The story behind the stunning, extreme morphological weapons we see in the animal world – teeth and horns and claws – and what they can tell us about the way humans develop and use arms and other weapons
In Animal Weapons, Doug Emlen takes us outside the lab and deep into the forests and jungles where he's been studying animal weapons in nature for years, to explain the processes behind the most intriguing and curious examples of extreme animal weapons – fish with mouths larger than their bodies and bugs whose heads are so packed with muscle they don't have room for eyes. As singular and strange as some of the weapons we encounter on these pages are, we learn that similar factors set their evolution in motion. Emlen uses these patterns to draw parallels to the way we humans develop and employ our own weapons, and have since battle began. He looks at everything from our armor and camouflage to the evolution of the rifle and the structures human populations have built across different regions and eras to protect their homes and communities. With stunning black and white drawings and gorgeous color illustrations of these concepts at work, Animal Weapons brings us the complete story of how weapons reach their most outsized, dramatic potential, and what the results we witness in the animal world can tell us about our own relationship with weapons of all kinds.
Douglas J. Emlen is the recipient of the Presidential Early Career Award in Science and Engineering from the Office of Science and Technology Policy at the White House, multiple research awards from the National Science Foundation, including their five-year CAREER award, and a Young Investigator Prize and the E. O. Wilson Naturalist Award from the American Society of Naturalists. His research has been featured in outlets including the New York Times and National Public Radio's Fresh Air. He is a professor at the University of Montana.
David J. Tuss is a graphic artist who specializes in blending technical accuracy with vivid, lifelike compositions. His work is also featured in textbooks, scientific articles, and technical biology papers. He lives in Helena, Montana, where he works as a wilderness ranger, natural science illustrator, and public school science and art teacher.
"Emlen's excellent writing will draw in readers intrigued by astonishingly powerful weapons, both in the wild and in the military, and how they have evolved owing to selective pressures."
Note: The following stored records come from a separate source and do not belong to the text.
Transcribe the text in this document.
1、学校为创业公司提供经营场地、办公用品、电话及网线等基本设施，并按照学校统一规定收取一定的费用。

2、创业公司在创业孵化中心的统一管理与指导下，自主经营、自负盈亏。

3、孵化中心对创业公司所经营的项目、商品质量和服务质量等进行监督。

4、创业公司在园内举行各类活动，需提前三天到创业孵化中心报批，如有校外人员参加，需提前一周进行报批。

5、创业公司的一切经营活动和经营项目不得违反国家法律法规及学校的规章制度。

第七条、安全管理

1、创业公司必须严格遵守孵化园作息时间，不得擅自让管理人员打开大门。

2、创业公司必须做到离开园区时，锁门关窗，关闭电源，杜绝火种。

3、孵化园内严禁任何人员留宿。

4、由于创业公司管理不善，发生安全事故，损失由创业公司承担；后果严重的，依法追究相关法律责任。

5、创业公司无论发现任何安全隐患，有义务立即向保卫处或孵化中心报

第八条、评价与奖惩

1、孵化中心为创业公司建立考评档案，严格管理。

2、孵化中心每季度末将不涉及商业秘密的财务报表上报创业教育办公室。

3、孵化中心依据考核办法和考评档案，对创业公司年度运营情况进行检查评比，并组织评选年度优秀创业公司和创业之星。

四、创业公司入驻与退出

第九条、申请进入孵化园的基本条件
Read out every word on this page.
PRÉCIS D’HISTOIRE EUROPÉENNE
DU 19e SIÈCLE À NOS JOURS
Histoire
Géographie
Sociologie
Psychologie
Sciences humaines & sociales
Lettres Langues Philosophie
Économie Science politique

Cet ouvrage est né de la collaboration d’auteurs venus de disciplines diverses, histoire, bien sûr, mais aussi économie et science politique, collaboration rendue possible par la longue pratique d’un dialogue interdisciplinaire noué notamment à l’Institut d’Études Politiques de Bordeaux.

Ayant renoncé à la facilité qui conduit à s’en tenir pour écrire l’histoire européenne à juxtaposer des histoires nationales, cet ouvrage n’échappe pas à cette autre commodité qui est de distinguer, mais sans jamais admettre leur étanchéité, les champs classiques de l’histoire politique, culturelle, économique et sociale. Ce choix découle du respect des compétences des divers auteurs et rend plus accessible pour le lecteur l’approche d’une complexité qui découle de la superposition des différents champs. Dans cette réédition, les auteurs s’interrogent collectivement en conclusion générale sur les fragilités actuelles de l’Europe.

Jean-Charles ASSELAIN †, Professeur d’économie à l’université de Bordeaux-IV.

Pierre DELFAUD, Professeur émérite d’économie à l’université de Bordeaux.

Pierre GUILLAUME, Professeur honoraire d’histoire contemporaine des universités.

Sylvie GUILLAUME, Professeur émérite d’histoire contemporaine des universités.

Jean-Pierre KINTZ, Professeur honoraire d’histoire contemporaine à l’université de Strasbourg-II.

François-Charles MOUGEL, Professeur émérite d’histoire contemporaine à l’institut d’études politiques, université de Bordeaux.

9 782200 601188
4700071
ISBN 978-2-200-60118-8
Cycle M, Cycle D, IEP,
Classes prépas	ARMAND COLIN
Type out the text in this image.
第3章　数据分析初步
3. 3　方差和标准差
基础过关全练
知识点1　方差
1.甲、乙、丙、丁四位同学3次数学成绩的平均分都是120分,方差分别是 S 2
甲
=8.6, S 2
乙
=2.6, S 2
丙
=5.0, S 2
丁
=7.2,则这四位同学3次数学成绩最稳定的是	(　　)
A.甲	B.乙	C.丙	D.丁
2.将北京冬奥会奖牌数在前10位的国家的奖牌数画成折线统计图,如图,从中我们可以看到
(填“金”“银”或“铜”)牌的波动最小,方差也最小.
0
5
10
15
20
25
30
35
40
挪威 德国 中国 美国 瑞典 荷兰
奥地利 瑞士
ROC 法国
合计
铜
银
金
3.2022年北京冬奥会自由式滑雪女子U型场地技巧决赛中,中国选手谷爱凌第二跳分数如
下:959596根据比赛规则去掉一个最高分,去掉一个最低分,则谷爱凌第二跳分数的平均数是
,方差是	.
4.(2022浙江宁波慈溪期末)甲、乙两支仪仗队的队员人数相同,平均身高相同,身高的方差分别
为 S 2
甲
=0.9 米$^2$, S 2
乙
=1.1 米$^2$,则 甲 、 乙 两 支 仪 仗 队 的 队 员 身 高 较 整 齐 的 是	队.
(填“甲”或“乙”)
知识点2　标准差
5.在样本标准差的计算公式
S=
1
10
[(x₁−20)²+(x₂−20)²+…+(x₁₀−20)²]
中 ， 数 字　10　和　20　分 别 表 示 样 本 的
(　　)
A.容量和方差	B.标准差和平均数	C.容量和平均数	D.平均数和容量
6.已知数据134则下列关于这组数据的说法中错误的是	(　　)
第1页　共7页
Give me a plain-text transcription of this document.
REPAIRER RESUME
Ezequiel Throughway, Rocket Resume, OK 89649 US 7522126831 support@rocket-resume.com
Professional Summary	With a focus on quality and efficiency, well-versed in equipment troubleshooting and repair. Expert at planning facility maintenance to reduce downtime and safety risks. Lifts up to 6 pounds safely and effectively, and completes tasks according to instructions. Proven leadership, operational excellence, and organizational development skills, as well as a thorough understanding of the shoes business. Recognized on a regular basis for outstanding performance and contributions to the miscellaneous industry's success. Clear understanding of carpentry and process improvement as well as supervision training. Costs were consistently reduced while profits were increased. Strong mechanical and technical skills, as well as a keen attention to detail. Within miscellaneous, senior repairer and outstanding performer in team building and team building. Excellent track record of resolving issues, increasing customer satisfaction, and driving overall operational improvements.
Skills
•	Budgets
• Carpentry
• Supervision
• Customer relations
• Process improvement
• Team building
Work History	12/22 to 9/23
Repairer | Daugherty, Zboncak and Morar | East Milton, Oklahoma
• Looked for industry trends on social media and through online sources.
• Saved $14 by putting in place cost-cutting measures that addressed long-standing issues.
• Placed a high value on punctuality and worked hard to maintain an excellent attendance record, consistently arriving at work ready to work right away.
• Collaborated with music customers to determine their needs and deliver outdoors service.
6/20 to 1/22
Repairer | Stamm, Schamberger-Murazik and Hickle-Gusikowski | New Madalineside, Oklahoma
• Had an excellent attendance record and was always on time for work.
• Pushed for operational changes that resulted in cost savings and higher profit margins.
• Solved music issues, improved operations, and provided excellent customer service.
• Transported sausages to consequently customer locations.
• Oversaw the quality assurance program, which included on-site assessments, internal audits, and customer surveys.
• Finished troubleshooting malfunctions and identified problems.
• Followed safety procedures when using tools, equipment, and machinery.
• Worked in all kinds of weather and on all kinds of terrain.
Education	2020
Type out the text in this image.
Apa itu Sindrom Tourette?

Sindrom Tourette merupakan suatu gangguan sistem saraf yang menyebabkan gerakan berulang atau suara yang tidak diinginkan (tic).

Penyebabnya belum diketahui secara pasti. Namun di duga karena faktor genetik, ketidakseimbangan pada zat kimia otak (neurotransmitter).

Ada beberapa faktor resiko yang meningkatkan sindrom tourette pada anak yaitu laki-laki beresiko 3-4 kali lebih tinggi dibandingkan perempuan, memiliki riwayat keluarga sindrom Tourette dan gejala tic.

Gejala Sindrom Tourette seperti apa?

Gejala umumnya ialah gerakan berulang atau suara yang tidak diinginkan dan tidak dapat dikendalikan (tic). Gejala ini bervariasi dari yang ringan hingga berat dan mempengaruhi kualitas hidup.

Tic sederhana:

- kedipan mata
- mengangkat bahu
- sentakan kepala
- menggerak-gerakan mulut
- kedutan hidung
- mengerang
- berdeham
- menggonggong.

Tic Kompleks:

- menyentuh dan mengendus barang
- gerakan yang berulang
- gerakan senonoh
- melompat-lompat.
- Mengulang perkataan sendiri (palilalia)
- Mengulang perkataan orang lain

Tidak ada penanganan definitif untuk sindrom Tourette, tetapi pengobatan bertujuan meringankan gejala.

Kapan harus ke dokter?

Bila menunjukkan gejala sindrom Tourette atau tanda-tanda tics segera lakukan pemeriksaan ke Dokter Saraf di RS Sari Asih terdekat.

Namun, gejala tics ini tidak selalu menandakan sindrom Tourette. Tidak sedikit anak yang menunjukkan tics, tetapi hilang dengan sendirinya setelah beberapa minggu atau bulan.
– Library Journal (starred)
"Absorbing [...] Throughout the book, Emlen's demonstrations of the many parallels between human and animal weapons are fascinating, even when the possibilities are frightening [...] Emlen is not a hurried or simplistic storyteller. He is a writer of nuance, and he traveled to many different environments to get the story."
– Kirkus
"Emlen infuses scientific explanations with entertaining anecdotes from his field research at the University of Montana. Each step of the way, he provides parallels with human weapon development and design, from ancient civilizations to weapons of mass destruction, and the evolutionary process of animals. While his conclusions about the human arms race are dire, it is his description of animal weaponry in action and in evolution that will captivate."
– Publishers Weekly
"A great deal of the living world really is red in tooth and claw. That important principle has needed a real biologist to illustrate and explain it, now accomplished dramatically by Emlen's Animal Weapons: The Evolution of Battle."
– Edward O. Wilson, Pulitzer Prize-winning scientist, Harvard University
"One of our leading evolutionary biologists, Doug Emlen, delves into the deep meaning of entities as different as beetle horns and medieval castles, to take the reader on a joyous ride of discovery about nature and the human experience. Animal Weapons is an authoritative, knowledgeable, and epic narrative of one of the dominant themes of life on earth, including our own. Emlen's curiosity, passion, and storytelling prowess make this magisterial little volume leap from the page."
– Neil Shubin, author of Your Inner Fish
"This is a great read not only for the stories of conflicts and weaponry in a diversity of animals, but also for the history of human weaponry, and the highly relevant message about arms races the author reads from both."
– Bernd Heinrich, author of Winter World and Why We Run
"Animal Weapons is must read, especially those of us who are interested and concerned about human weapons development. As Douglas Emlen shows definitively, arms races are not something we as a species invented, but instead the most natural thing in the world."
– Robert L. O'Connell, author of The Ghosts of Cannae and Fierce Patriot
"Doug Emlen has done a superb job of bringing together the stories of animal and human weapons. He makes the biology behind the evolution of weapons understandable for this soldier and engineer, and convincingly illustrates the human animal's problems in controlling or avoiding catastrophe in the age of weapons of mass destruction."